# safari 6.0 et barre de recherche google



## ricololo (30 Juillet 2012)

Bonjour, 
sans trop savoir comment, la barre de recherche google a disparu de ma barre d'outil.
Comment puis je la récupérer, je n'y arrive pas?
Merci


----------



## da capo (30 Juillet 2012)

ricololo a dit:


> Bonjour,
> sans trop savoir comment, la barre de recherche google a disparu de ma barre d'outil.
> Comment puis je la récupérer, je n'y arrive pas?
> Merci



GAG -> C'est un gag ? Il n'y a plus de barre recherche dans Safari !

Anti GAG -> Si ce n'est pas de ça dont tu parles, essaie d'être plus clair.

A plus.


----------



## Serge.Sp (30 Juillet 2012)

ricololo a dit:


> Bonjour,
> sans trop savoir comment, la barre de recherche google a disparu de ma barre d'outil.
> Comment puis je la récupérer, je n'y arrive pas?
> Merci



C'est la barre principale de saisie d'adresse qui fait office de recherche via google


----------



## otgl (30 Juillet 2012)

ricololo a dit:


> Bonjour,
> sans trop savoir comment, la barre de recherche google a disparu de ma barre d'outil.
> Comment puis je la récupérer, je n'y arrive pas?
> Merci



Va dans le menu Présentation > Personnaliser la barre d'outils... Tu verras écrit en bas "faites glisser l'ensemble par défaut sur la barre d'outils". Glisse l'ensemble par défaut.


----------



## ricololo (30 Juillet 2012)

Merci otgl, merci serge,
je ne sais si je dois remercier da capo dont le message est un brin moqueur et inutile.
J'avais à droite de ma barre d'adresse, une autre barre dans lequel je pouvais taper un mot ou une expression et cela effectuer une recherche.
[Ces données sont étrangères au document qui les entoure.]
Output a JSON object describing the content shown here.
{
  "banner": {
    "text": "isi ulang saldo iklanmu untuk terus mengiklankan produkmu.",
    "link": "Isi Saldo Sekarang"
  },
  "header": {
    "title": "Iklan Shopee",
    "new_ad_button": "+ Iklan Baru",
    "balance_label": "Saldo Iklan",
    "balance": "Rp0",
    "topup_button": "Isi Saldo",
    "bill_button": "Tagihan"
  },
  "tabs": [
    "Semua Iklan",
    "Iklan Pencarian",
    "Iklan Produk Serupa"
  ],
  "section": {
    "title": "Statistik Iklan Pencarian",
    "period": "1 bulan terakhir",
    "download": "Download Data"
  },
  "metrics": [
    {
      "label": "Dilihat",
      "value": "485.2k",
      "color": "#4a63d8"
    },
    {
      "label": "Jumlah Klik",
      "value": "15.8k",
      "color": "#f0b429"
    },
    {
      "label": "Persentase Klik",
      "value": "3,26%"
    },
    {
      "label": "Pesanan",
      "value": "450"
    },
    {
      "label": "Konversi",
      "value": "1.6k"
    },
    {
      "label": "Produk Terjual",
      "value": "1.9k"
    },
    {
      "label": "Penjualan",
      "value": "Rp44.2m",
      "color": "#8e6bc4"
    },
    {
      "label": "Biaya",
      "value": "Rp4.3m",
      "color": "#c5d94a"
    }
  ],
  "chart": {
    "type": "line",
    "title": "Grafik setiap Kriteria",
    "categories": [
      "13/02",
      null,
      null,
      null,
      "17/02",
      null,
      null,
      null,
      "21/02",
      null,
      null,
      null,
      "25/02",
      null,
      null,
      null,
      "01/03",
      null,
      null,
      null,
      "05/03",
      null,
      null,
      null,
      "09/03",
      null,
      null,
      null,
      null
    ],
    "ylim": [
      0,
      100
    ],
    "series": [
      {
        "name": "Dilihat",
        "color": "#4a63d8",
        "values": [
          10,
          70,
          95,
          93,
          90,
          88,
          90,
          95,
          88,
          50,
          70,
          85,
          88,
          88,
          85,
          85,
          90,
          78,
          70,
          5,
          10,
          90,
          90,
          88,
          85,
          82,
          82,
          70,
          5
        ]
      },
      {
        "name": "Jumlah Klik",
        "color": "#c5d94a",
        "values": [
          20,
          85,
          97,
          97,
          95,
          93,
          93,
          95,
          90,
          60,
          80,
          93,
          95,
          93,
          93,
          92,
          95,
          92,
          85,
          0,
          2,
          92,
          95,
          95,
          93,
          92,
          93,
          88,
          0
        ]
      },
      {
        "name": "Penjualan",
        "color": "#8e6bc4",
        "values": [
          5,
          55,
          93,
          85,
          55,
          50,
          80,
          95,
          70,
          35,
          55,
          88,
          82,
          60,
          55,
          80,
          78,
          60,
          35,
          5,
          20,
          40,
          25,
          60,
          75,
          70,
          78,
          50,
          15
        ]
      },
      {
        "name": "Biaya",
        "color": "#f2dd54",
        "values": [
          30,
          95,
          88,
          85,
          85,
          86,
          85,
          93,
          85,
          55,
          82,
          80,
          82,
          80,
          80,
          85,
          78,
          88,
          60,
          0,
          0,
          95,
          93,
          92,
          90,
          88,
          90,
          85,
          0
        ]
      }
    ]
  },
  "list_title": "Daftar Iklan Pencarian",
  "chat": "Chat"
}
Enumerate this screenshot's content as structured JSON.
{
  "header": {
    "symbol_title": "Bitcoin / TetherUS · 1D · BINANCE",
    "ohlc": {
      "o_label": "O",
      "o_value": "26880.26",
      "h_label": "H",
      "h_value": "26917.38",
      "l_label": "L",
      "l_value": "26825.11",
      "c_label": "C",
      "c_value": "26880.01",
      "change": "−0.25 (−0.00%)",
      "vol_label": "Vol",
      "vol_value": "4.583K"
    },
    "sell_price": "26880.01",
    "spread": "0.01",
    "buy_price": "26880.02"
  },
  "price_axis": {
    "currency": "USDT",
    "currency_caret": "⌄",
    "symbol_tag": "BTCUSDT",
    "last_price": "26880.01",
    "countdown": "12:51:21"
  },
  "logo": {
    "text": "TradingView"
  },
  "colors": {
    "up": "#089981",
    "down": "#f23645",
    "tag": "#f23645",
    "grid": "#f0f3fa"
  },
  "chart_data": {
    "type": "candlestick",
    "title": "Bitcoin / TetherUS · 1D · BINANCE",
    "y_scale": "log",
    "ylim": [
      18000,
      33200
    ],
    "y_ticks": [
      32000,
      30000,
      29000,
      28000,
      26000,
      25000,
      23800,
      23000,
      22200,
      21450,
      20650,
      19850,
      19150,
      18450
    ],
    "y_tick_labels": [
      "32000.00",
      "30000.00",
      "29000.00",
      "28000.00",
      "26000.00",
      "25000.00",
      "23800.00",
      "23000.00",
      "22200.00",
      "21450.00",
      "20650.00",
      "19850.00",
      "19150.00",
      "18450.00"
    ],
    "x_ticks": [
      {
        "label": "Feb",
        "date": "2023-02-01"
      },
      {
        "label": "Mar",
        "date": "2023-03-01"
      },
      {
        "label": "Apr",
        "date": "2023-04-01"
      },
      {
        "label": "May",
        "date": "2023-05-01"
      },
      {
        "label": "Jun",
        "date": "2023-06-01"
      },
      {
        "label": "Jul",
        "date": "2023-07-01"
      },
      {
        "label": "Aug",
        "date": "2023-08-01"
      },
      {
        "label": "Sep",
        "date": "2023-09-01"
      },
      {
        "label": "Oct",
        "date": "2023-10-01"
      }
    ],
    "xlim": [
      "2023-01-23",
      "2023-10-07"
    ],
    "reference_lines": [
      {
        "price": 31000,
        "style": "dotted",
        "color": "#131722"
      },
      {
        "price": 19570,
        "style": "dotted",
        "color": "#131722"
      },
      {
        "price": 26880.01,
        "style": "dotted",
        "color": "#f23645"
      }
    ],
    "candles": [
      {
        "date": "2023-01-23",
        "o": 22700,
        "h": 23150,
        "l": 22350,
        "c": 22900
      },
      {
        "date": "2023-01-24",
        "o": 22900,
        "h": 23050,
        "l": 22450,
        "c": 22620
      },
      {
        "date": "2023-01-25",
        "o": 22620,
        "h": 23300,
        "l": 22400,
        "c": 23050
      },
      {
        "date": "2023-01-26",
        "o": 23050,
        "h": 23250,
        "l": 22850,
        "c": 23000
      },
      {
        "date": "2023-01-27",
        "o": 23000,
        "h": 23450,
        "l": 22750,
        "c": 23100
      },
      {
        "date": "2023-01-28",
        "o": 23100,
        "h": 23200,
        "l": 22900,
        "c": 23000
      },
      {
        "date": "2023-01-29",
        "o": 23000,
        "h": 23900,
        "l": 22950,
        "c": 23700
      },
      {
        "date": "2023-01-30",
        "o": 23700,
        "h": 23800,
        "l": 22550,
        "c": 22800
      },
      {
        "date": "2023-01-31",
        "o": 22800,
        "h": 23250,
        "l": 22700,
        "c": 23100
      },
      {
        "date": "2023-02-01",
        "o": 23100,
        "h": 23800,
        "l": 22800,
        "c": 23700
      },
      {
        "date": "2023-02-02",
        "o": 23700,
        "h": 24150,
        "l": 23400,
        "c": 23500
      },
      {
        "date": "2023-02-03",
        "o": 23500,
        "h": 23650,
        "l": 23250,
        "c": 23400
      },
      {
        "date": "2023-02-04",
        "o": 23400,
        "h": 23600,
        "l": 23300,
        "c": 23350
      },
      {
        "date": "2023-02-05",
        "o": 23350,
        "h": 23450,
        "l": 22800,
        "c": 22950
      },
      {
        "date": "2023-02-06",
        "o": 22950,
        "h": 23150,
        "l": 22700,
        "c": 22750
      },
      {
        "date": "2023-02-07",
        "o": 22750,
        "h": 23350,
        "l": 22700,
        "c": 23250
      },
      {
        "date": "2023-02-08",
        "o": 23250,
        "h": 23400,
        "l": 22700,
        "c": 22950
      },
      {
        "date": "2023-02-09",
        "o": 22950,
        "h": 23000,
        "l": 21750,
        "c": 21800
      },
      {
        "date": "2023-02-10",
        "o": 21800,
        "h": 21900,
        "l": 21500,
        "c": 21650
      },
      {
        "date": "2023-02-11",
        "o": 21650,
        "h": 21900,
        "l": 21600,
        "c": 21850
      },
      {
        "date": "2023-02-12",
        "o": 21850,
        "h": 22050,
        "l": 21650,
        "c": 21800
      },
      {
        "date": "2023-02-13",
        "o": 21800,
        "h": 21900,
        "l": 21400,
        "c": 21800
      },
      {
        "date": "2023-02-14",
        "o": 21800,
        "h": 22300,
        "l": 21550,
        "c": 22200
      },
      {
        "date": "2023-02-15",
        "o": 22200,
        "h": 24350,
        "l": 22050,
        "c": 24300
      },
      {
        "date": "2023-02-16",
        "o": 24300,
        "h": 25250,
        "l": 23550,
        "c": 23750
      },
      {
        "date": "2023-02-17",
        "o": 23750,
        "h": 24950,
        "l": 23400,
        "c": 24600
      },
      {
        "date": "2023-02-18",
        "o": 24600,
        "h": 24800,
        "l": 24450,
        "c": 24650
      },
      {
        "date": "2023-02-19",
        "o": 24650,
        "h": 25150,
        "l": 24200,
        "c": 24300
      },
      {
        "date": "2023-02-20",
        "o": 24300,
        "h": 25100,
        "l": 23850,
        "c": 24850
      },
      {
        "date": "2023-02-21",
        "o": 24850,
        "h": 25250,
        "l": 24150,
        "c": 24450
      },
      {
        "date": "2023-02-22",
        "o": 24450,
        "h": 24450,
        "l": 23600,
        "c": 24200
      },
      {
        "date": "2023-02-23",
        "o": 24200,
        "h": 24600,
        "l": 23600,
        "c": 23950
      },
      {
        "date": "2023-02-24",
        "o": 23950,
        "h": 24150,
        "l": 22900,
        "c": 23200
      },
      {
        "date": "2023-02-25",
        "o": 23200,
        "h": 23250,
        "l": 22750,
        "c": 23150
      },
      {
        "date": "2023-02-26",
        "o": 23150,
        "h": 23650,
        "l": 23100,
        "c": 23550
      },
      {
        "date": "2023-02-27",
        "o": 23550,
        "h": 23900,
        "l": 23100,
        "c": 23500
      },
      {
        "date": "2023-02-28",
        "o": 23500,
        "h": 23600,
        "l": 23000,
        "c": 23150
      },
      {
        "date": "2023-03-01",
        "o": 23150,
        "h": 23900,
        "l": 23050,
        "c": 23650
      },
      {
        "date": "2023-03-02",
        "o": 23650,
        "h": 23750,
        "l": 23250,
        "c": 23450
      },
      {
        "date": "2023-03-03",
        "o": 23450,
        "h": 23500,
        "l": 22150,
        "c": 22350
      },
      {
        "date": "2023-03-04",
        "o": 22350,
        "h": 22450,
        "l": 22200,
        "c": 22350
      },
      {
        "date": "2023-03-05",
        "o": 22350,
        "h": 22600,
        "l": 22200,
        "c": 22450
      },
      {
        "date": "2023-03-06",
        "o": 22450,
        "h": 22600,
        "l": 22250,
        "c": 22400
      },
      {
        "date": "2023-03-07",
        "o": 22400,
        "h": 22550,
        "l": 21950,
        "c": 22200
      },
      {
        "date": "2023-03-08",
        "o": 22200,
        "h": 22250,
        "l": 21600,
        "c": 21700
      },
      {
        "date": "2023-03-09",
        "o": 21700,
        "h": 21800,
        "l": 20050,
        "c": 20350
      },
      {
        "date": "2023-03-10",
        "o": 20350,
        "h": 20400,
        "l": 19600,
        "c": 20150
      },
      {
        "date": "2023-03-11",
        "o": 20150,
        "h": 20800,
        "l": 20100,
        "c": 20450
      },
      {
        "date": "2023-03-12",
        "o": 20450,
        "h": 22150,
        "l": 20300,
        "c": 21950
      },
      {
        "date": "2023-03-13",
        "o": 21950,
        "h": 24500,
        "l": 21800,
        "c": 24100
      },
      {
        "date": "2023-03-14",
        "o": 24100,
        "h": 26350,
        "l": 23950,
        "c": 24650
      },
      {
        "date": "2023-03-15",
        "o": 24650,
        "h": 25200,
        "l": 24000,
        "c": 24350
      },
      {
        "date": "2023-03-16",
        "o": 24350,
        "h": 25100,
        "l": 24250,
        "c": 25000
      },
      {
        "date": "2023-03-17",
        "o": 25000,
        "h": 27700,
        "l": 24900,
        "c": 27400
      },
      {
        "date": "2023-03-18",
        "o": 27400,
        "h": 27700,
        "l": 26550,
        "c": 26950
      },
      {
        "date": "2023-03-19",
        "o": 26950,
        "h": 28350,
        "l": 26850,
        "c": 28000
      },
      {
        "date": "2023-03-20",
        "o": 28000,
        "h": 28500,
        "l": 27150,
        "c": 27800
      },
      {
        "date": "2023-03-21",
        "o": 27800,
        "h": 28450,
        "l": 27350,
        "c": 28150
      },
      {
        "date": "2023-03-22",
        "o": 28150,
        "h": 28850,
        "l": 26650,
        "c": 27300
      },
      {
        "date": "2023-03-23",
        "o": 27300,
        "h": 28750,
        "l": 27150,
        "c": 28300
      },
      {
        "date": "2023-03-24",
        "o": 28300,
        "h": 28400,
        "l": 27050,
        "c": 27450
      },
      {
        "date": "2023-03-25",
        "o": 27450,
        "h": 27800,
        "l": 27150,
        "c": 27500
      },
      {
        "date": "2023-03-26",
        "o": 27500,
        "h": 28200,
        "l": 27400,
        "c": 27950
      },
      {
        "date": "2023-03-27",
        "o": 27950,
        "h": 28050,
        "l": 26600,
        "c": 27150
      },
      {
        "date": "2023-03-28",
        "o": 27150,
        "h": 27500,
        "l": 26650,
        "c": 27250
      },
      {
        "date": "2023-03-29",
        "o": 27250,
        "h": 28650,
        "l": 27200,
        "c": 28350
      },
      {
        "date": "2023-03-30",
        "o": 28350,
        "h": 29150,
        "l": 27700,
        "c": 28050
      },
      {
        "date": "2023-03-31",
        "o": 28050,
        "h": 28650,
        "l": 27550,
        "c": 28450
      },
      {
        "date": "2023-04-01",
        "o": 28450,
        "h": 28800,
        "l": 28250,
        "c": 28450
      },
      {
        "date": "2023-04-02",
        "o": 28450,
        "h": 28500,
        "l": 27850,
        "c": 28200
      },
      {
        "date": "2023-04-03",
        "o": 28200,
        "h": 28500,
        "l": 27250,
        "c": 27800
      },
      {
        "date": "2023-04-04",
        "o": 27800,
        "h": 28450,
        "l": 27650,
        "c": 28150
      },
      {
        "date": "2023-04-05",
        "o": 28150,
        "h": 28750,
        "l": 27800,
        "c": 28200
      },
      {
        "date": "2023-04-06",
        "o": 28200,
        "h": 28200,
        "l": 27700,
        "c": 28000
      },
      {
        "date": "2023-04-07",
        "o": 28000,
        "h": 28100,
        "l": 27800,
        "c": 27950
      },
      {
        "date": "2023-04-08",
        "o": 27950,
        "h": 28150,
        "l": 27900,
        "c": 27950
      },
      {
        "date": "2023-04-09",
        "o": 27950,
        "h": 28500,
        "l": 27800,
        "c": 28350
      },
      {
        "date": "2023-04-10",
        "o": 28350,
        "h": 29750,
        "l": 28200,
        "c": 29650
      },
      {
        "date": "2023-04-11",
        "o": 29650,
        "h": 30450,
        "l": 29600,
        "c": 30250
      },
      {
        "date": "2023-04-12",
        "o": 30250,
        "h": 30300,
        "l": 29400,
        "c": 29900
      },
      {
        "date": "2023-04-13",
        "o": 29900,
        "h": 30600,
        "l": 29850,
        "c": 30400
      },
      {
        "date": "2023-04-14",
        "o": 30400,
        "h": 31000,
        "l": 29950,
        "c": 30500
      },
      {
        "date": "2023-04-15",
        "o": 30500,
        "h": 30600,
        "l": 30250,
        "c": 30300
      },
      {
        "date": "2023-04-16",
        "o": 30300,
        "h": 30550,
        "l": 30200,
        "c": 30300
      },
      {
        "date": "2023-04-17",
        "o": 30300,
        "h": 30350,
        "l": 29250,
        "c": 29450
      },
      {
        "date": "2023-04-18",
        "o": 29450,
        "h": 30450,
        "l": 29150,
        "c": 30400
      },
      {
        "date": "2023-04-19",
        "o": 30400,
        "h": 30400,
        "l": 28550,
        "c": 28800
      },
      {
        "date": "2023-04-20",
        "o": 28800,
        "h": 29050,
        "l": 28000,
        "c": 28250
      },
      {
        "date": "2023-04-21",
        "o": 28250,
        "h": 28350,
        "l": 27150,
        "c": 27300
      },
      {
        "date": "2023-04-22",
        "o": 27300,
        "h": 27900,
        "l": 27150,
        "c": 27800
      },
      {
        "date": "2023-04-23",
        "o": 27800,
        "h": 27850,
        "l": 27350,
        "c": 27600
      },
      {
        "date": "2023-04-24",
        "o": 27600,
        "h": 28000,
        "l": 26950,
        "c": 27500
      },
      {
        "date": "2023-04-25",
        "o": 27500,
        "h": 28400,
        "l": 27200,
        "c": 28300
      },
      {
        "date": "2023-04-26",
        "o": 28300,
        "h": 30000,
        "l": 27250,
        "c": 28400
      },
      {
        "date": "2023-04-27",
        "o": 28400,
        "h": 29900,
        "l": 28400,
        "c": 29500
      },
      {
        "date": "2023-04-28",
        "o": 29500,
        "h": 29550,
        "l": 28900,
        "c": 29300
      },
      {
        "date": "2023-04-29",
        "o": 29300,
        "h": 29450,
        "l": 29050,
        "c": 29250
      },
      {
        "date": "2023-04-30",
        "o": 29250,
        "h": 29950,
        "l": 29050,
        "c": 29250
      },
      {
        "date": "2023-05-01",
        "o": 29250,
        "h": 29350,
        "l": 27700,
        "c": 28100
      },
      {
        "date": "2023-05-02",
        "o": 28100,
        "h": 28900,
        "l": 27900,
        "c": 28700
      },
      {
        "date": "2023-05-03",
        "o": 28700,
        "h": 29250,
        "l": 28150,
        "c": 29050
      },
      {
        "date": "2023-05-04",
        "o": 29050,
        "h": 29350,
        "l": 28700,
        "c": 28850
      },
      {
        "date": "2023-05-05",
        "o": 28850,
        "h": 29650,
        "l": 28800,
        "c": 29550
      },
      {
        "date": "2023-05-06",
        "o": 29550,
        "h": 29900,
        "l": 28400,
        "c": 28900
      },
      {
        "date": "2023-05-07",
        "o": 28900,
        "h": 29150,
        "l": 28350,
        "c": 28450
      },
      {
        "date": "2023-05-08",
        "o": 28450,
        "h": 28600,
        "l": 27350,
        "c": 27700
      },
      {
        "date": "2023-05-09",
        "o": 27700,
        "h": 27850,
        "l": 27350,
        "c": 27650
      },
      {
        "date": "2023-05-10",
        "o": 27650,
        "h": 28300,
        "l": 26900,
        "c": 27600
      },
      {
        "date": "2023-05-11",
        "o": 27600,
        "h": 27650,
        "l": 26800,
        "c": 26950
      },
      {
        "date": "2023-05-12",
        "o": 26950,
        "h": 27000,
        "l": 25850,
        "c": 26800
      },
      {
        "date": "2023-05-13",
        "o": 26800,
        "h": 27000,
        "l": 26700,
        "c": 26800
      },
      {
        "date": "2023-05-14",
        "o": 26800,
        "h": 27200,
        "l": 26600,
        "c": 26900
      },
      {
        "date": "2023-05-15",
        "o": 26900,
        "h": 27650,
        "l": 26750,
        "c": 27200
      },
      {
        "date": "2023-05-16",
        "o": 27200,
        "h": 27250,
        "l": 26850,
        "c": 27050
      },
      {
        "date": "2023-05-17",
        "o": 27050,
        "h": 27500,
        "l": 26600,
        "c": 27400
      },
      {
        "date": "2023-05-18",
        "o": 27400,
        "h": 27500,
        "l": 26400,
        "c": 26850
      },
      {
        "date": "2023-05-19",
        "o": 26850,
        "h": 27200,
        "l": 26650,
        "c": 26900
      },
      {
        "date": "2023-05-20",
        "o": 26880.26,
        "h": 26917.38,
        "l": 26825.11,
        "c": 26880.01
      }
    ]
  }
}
J'aimais bien cette barre et j'aurais aimé l'avoir à nouveau. C'est tout! mais utiliser la barre d'adresse me convient aussi!


----------



## da capo (30 Juillet 2012)

ricololo a dit:


> Merci otgl, merci serge,
> je ne sais si je dois remercier da capo dont le message est un brin moqueur



Bein quoi ?
Relis le message : j'ai commencé par préciser que c'était un GAG (en lettres majuscules).
Puis je t'ai demandé de préciser



ricololo a dit:


> et inutile.


Question d'appréciation.

Voilà.

Heureux que tu aies trouvé la réponse attendue (même sans mon concours).


----------



## ricololo (30 Juillet 2012)

Mes excuses Dacapo, je vous ai mal compris! donc, je vous remercie également


----------



## da capo (30 Juillet 2012)

ricololo a dit:


> Mes excuses Dacapo, je vous ai mal compris! donc, je vous remercie également



da capo : pas de majuscule et un espace.

Faut pas déconner non plus !


----------



## otgl (30 Juillet 2012)

@ricololo: La solution que j'avais donnée, c'était pour faire apparaître la barre d'adresses. Mais en fait, je n'avais pas bien compris ta question: toi, tu veux une barre d'adresses et une barre de recherche séparées. Malheureusement, Safari 6 a unifié ces deux barres: c'est le nouveau design, et il est impossible de le changer. Par contre, tu peux fignoler certains paramètres, comme "Empêcher le moteur de recherche de fournir des suggestions": regarde dans Safari > Préférences > Confidentialité. Si tu veux vraiment deux barres séparées, il faut passer au navigateur Firefox.


----------



## iSteph (4 Septembre 2013)

da capo a dit:


> da capo : pas de majuscule et un espace.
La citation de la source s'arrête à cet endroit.